И она выздоровела, подняла голову, и они полетели все, как мотыльки на пламя, — все. Ей было весело, ей было забавно, она упивалась свободой и независимостью, молодостью и силой. Открывала для себя новые страницы секса — тут учиться можно бесконечно. Она отдавалась и отдавала, ощущала и получала, наслаждалась. Но не любила. Пока не любила.

Вечер медленно втек в комнату... Голубые занавески, колыхнувшись, впустили его. С мамой можно было говорить вечно. Жили они недалеко друг от друга. Лиля ее проводила.

На следующее утро на работе она узнала, что нужно вылетать в Цюрих. Можно опять паковать сумку — чудесно!

Факс с каким-то одержимым упоением плевался листами исписанной бумаги. Лиля его не видела, но слышала противный звук, которым это все сопровождалось, и, поскольку навязчивое жужжание не кончалось, она тоскливо констатировала, что не кончается и ее рабочий день. На столе росла стопка листов с по­меткой «Dringend!» — «Срочно!»

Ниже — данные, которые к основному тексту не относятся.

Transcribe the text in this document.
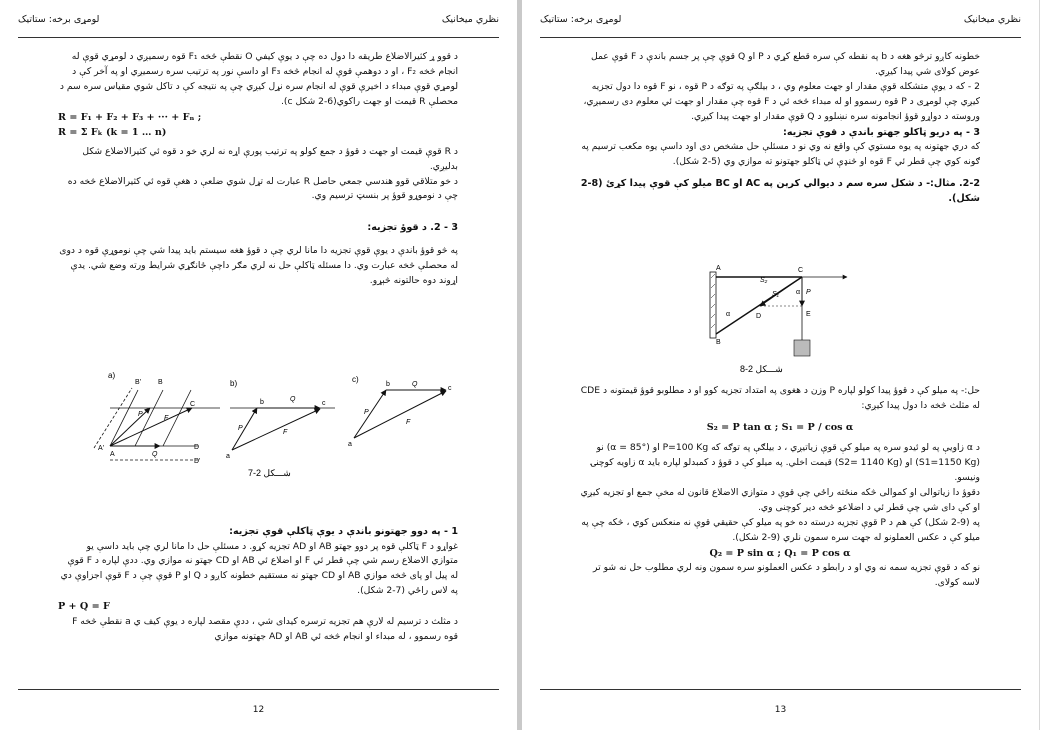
نظري ميخانيک
لومړی برخه: ستاتيک

د قوو ړ کثيرالاضلاع طريقه دا دول ده چې د يوې کيفي O نقطې څخه F₁ قوه رسميږي د لومړي قوې له انجام څخه F₂ ، او د دوهمې قوې له انجام څخه F₃ او داسې نور په ترتيب سره رسميږي او په آخر کې د لومړي قوې مبداء د اخيرې قوې له انجام سره نړل کيږي چې په نتيجه کې د تاکل شوي مقياس سره سم د محصلې R قيمت او جهت راکوي(6-2 شکل c).

R = F₁ + F₂ + F₃ + ··· + Fₙ ;

R = Σ Fₖ (k = 1 … n)

د R قوې قيمت او جهت د قوؤ د جمع کولو په ترتيب پورې اړه نه لري خو د قوه ئي کثيرالاضلاع شکل بدليږي.

د خو متلاقي قوو هندسي جمعي حاصل R عبارت له تړل شوي ضلعې د هغې قوه ئي کثيرالاضلاع څخه ده چې د نوموړو قوؤ پر بنسټ ترسيم وي.

3 - 2. د قوؤ تجزيه:

په څو قوؤ باندې د يوې قوې تجزيه دا مانا لري چې د قوؤ هغه سيستم بايد پيدا شي چې نوموړې قوه د دوی له محصلې څخه عبارت وي. دا مسئله ټاکلې حل نه لري مګر داچې ځانګړي شرايط ورته وضع شي. يدې اړوند دوه حالتونه څېړو.

a)
A'
A
B' B
C
D
D'
P
F
Q
b)
a
b	c
P
F
Q
c)
a
b
c
P
F
Q
7-2 شـــکل

1 - په دوو جهتونو باندې د يوې ټاکلې قوې تجزيه:

غواړو د F ټاکلې قوه پر دوو جهتو AB او AD تجزيه کړو. د مسئلې حل دا مانا لري چې بايد داسې يو متوازي الاضلاع رسم شي چې قطر ئي F او اضلاع ئي AB او CD جهتو نه موازي وي. ددې لپاره د F قوې له پيل او پای څخه موازي AB او CD جهتو نه مستقيم خطونه کاږو د Q او P قوې چې د F قوې اجزاوې دي په لاس راځي (7-2 شکل).

P + Q = F

د مثلث د ترسيم له لارې هم تجزيه ترسره کيدای شي ، ددې مقصد لپاره د يوې کيف ي a نقطې څخه F قوه رسموو ، له مبداء او انجام څخه ئي AB او AD جهتونه موازي

12
نظري ميخانيک
لومړی برخه: ستاتيک

خطونه کاږو ترڅو هغه د b په نقطه کې سره قطع کړي د P او Q قوې چې پر جسم باندې د F قوې عمل عوض کولای شي پيدا کيږي.

2 - که د يوې متشکله قوې مقدار او جهت معلوم وي ، د بيلګې په توګه د P قوه ، نو F قوه دا دول تجزيه کيږي چې لومړی د P قوه رسموو او له مبداء څخه ئي د F قوه چې مقدار او جهت ئي معلوم دی رسميږي، وروسته د دواړو قوؤ انجامونه سره نښلوو د Q قوې مقدار او جهت پيدا کيږي.

3 - په دريو ټاکلو جهتو باندې د قوې تجزيه:

که دري جهتونه په يوه مستوي کې واقع نه وي نو د مسئلې حل مشخص دی اود داسې يوه مکعب ترسيم په ګونه کوي چې قطر ئي F قوه او څنډې ئي ټاکلو جهتونو ته موازي وي (5-2 شکل).

2-2. مثال:- د شکل سره سم د ديوالي کرېن په AC او BC ميلو کې قوې پيدا کړئ (8-2 شکل).

A
B
C
D	E
P
α
α
S₁
S₂
8-2 شـــکل

حل:- په ميلو کې د قوؤ پيدا کولو لپاره P وزن د هغوی په امتداد تجزيه کوو او د مطلوبو قوؤ قيمتونه د CDE له مثلث څخه دا دول پيدا کيږي:

S₂ = P tan α ; S₁ = P / cos α

د α زاويې په لو ئيدو سره په ميلو کې قوې زياتيږي ، د بيلګې په توګه که P=100 Kg او (α = 85°) نو (S1=1150 Kg) او (S2= 1140 Kg) قيمت اخلي. په ميلو کې د قوؤ د کمبدلو لپاره بايد α زاويه کوچنۍ ونيسو.

دقوؤ دا زياتوالی او کموالی څکه منځته راځي چې قوې د متوازي الاضلاع قانون له مخې جمع او تجزيه کيږي او کې دای شي چې قطر ئي د اضلاعو څخه دير کوچنی وي.

په (9-2 شکل) کې هم د P قوې تجزيه درسته ده خو په ميلو کې حقيقي قوې نه منعکس کوي ، څکه چې په ميلو کې د عکس العملونو له جهت سره سمون نلري (9-2 شکل).

Q₂ = P sin α ; Q₁ = P cos α

نو که د قوې تجزيه سمه نه وي او د رابطو د عکس العملونو سره سمون ونه لري مطلوب حل نه شو تر لاسه کولای.

13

Она подняла голову, когда за окном уже столпились сумерки. Они льнули к стеклу, она закрыла глаза. Трель мобильного. И знакомый, и в то же время абсолютно чужой голос, на знакомом и столь же чужом языке... Нет, только не это! О, Боже, он уже здесь!.. А она надеялась, что после этого сумасшедшего дня погуляет по набережной Цюриха, покормит голубей там, где это делал Штиллер (или Макс Фриш?), посидит на террасе над водой в любимом Storchencafe, и очередная бессонная (а вдруг повезет и усталость сделает свое дело, — не совсем бессонная) ночь перенесет ее к очередному дню. Но нет! Она медленно спускается по лестнице, игнорируя лифт как средство, ускоряющее передвижение. Почему здесь так мало ступенек? Она помедлила, перед тем как толкнуть дверь на улицу. И все-таки это пришлось сделать.

Темно-синий Saab был припаркован прямо напротив входа. Путей к отступлению не было. Она набрала в легкие побольше воздуха, выдохнула и достала одну из дежурных улыбок. Пока примеряла ее и пыталась в нее влезть, Гердт проворно выпрыгнул из машины с букетом белых роз и нелепо-неуверенно стал приближаться к ней. Сколько они уже знакомы? Ах да, это был тот же год, что и... Только не осень, а лето, немного раньше. Однозначно удачный год. Какие разные могут быть удачи! А по прошествии времени еще более разные.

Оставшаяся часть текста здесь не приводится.